Remembering Tom Petty, a virtual friend
By NICK TAVARES
STATIC and FEEDBACK Editor
I can’t even count how many times I’ve had to turn to Tom Petty and a cup of coffee. They came into my life around the same time, but I’ve leaned on the former much more than the latter.
Those early dalliances with coffee came towards the end of high school, where a demanding history class necessitated the writing of 10-to-20 page papers every few weeks. So as those things go, that always meant a couple of extremely late nights a day or two before the due date where I’d make myself a cup or two and settle in to examining the finer points of the Battle of Midway or Teddy Roosevelt’s trustbusting or whatever other topic I’d landed on at that point.
The coffee just kept me awake, though. Through the actual act of writing, of focusing on the dates and details that can derail a paper from an A to a D, I had a better friend. Loaded into the CD tray of the computer went Tom Petty & the Heartbreakers’ Greatest Hits, and there it repeated for the next five or six hours before I passed out with barely enough sleep required to trudge into school the next morning.
I know I’ve written about that before elsewhere. By my late teens, while exploring classic rock as an escape from the mainstream rock hellscape of the late 1990s, Tom Petty became something of a bridge from the past to the present. He was classic for sure, but he also felt immediate. He was making new music that felt and sounded as good as everything that had already been officially cataloged among the “Greatest.” In that era, he recorded Wildflowers and She’s the One and Echo, three records I still listen to regularly. He was on TV and he was on the radio and he was in my head, pushing me through whatever I needed to push through.
That started then, and that was arguably the least I ever leaned on the man’s music and words. For the next 20 years or so, his reputation and standing only grew as I climbed in and out of life’s potholes. At the peak of my early concert days, he delivered one of my favorite shows of all time. He saved what could have been a doomed weekend at an oversized festival. He’s been a hit at parties and a late-night companion. There’s no situation that couldn’t be aided by the addition of Petty and the Heartbreakers.

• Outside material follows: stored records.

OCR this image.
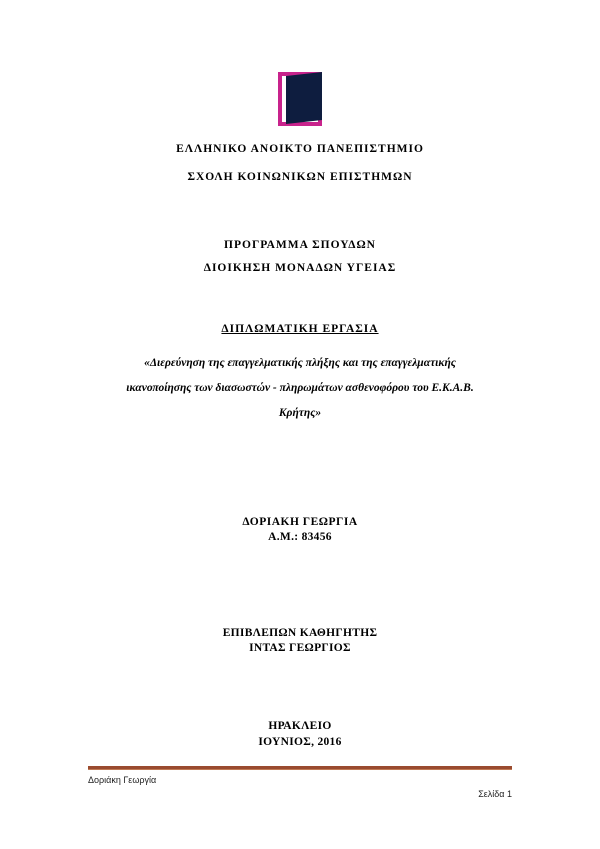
ΕΛΛΗΝΙΚΟ ΑΝΟΙΚΤΟ ΠΑΝΕΠΙΣΤΗΜΙΟ
ΣΧΟΛΗ ΚΟΙΝΩΝΙΚΩΝ ΕΠΙΣΤΗΜΩΝ
ΠΡΟΓΡΑΜΜΑ ΣΠΟΥΔΩΝ
ΔΙΟΙΚΗΣΗ ΜΟΝΑΔΩΝ ΥΓΕΙΑΣ
ΔΙΠΛΩΜΑΤΙΚΗ ΕΡΓΑΣΙΑ
«Διερεύνηση της επαγγελματικής πλήξης και της επαγγελματικής
ικανοποίησης των διασωστών - πληρωμάτων ασθενοφόρου του Ε.Κ.Α.Β.
Κρήτης»
ΔΟΡΙΑΚΗ ΓΕΩΡΓΙΑ
Α.Μ.: 83456
ΕΠΙΒΛΕΠΩΝ ΚΑΘΗΓΗΤΗΣ
ΙΝΤΑΣ ΓΕΩΡΓΙΟΣ
ΗΡΑΚΛΕΙΟ
ΙΟΥΝΙΟΣ, 2016
Δοριάκη Γεωργία
Σελίδα 1
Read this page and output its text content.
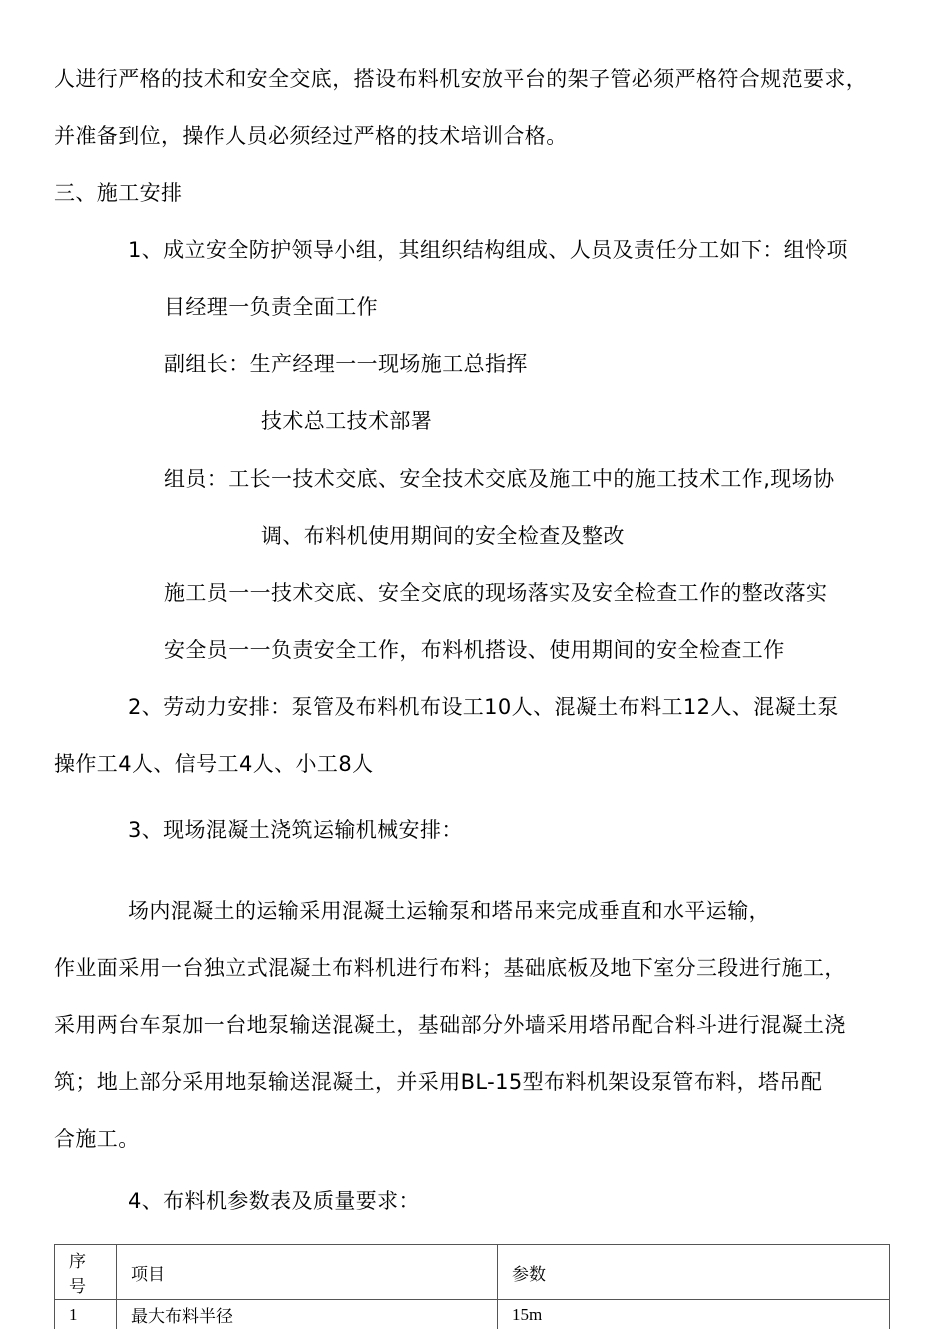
人进行严格的技术和安全交底，搭设布料机安放平台的架子管必须严格符合规范要求，
并准备到位，操作人员必须经过严格的技术培训合格。
三、施工安排
1、成立安全防护领导小组，其组织结构组成、人员及责任分工如下：组怜项
目经理一负责全面工作
副组长：生产经理一一现场施工总指挥
技术总工技术部署
组员：工长一技术交底、安全技术交底及施工中的施工技术工作,现场协
调、布料机使用期间的安全检查及整改
施工员一一技术交底、安全交底的现场落实及安全检查工作的整改落实
安全员一一负责安全工作，布料机搭设、使用期间的安全检查工作
2、劳动力安排：泵管及布料机布设工10人、混凝土布料工12人、混凝土泵
操作工4人、信号工4人、小工8人
3、现场混凝土浇筑运输机械安排：
场内混凝土的运输采用混凝土运输泵和塔吊来完成垂直和水平运输，
作业面采用一台独立式混凝土布料机进行布料；基础底板及地下室分三段进行施工，
采用两台车泵加一台地泵输送混凝土，基础部分外墙采用塔吊配合料斗进行混凝土浇
筑；地上部分采用地泵输送混凝土，并采用BL-15型布料机架设泵管布料，塔吊配
合施工。
4、布料机参数表及质量要求：
序号	项目	参数
1	最大布料半径	15m
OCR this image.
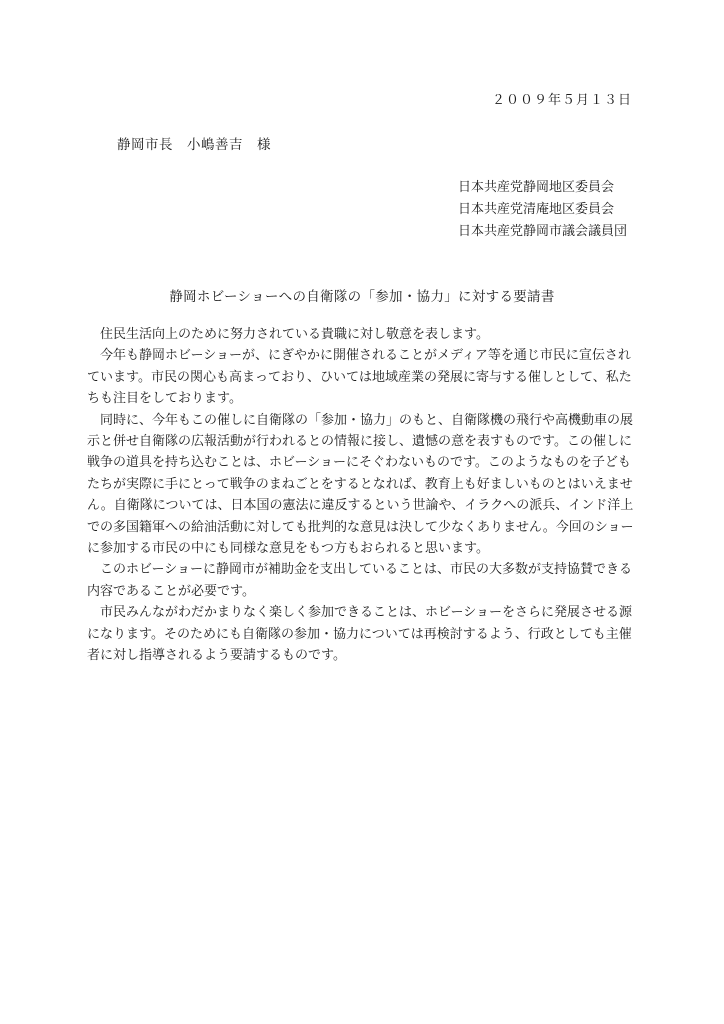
２００９年５月１３日
静岡市長　小嶋善吉　様
日本共産党静岡地区委員会
日本共産党清庵地区委員会
日本共産党静岡市議会議員団
静岡ホビーショーへの自衛隊の「参加・協力」に対する要請書

住民生活向上のために努力されている貴職に対し敬意を表します。

今年も静岡ホビーショーが、にぎやかに開催されることがメディア等を通じ市民に宣伝されています。市民の関心も高まっており、ひいては地域産業の発展に寄与する催しとして、私たちも注目をしております。

同時に、今年もこの催しに自衛隊の「参加・協力」のもと、自衛隊機の飛行や高機動車の展示と併せ自衛隊の広報活動が行われるとの情報に接し、遺憾の意を表すものです。この催しに戦争の道具を持ち込むことは、ホビーショーにそぐわないものです。このようなものを子どもたちが実際に手にとって戦争のまねごとをするとなれば、教育上も好ましいものとはいえません。自衛隊については、日本国の憲法に違反するという世論や、イラクへの派兵、インド洋上での多国籍軍への給油活動に対しても批判的な意見は決して少なくありません。今回のショーに参加する市民の中にも同様な意見をもつ方もおられると思います。

このホビーショーに静岡市が補助金を支出していることは、市民の大多数が支持協賛できる内容であることが必要です。

市民みんながわだかまりなく楽しく参加できることは、ホビーショーをさらに発展させる源になります。そのためにも自衛隊の参加・協力については再検討するよう、行政としても主催者に対し指導されるよう要請するものです。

What made the pain of yesterday’s premature announcement and inevitable confirmation so widespread was how many people he affected in similar ways. The examples above are specific but they aren’t unique. The tributes and personal stories are coming in from fans quickly and constantly. As under the radar as a man who was practically ever-present on radio can be, he snuck into countless lives and offered a hand or a wink when needed.
He created these lonely, sympathetic characters throughout his songs with such a masterful touch as to feel exact and still universal. The central figure in “You Don’t Know How It Feels” doesn’t do much to reveal anything beyond generalities, but it pulls the listener into his world to the point that all boundaries are blurred, and the singer and listener are practically the same person. He could shout and belt when he needed to, but here he sings softly, like an audible smile and a pat on the back.
The Greatest Hits was the introduction — defiant on “I Won’t Back Down,” determined on “Runnin’ Down a Dream” — but his work went so much deeper than that. There were the 15 exercises in adult storytelling on the songs of Wildflowers that offered as much guidance as any great tome. He stepped back and let the pain of a breakup inform the music of Echo. He kicked out the jams on Damn the Torpedoes. He decried a failing, greedy industry on The Last DJ. He didn’t just cover the sounds but explored the space of the blues on Mojo. He mined his own childhood and the notion of personal identity on Southern Accents. He mined deeper relationships and their failings on Hard Promises.
The common bond between all those projects is just how much he seemed to love what he was doing. Even when it was painful, it was clear that writing and singing these songs were a necessary compulsion, an honest expression of a man with a point of view and a gift for composition. He offered a glimpse into his world without ever being overbearing, and in turn helped generations of listeners shine a better light onto their own. And in concert, there was never a more gracious and appreciative host. The only thing that rivaled the sing-alongs and cheers were the cries of “Thank you, thank you so much” from the lead Heartbreaker.
But he wasn’t without his demons. Warren Zanes’ 2016 biography Petty laid out his battles with substance abuse through interviews with the man himself, as well as struggles maintaining relationships and a career in such a ridiculous business as rock and roll. The music was an outlet for those issues, and in turn they became something of a companion to millions of listeners fighting their own fights.
He’s so much more than 18 hit songs on a CD. He was a poet, a sneakily nasty guitarist, an expressive singer, a storyteller, an occasional comedian. That was just some of what made him Tom Petty, as observed from the distance of a fan. He was a real person, and more often than not he felt like a real friend.
And so he remains. The reasons change, but the occasional late-night cups of coffee and projects will still be there. So will those solitary drives, the parties that need a boost, the lone moments of reflection via headphones. He’s still there whenever he’s needed. He’s never felt quite as necessary as he does right now.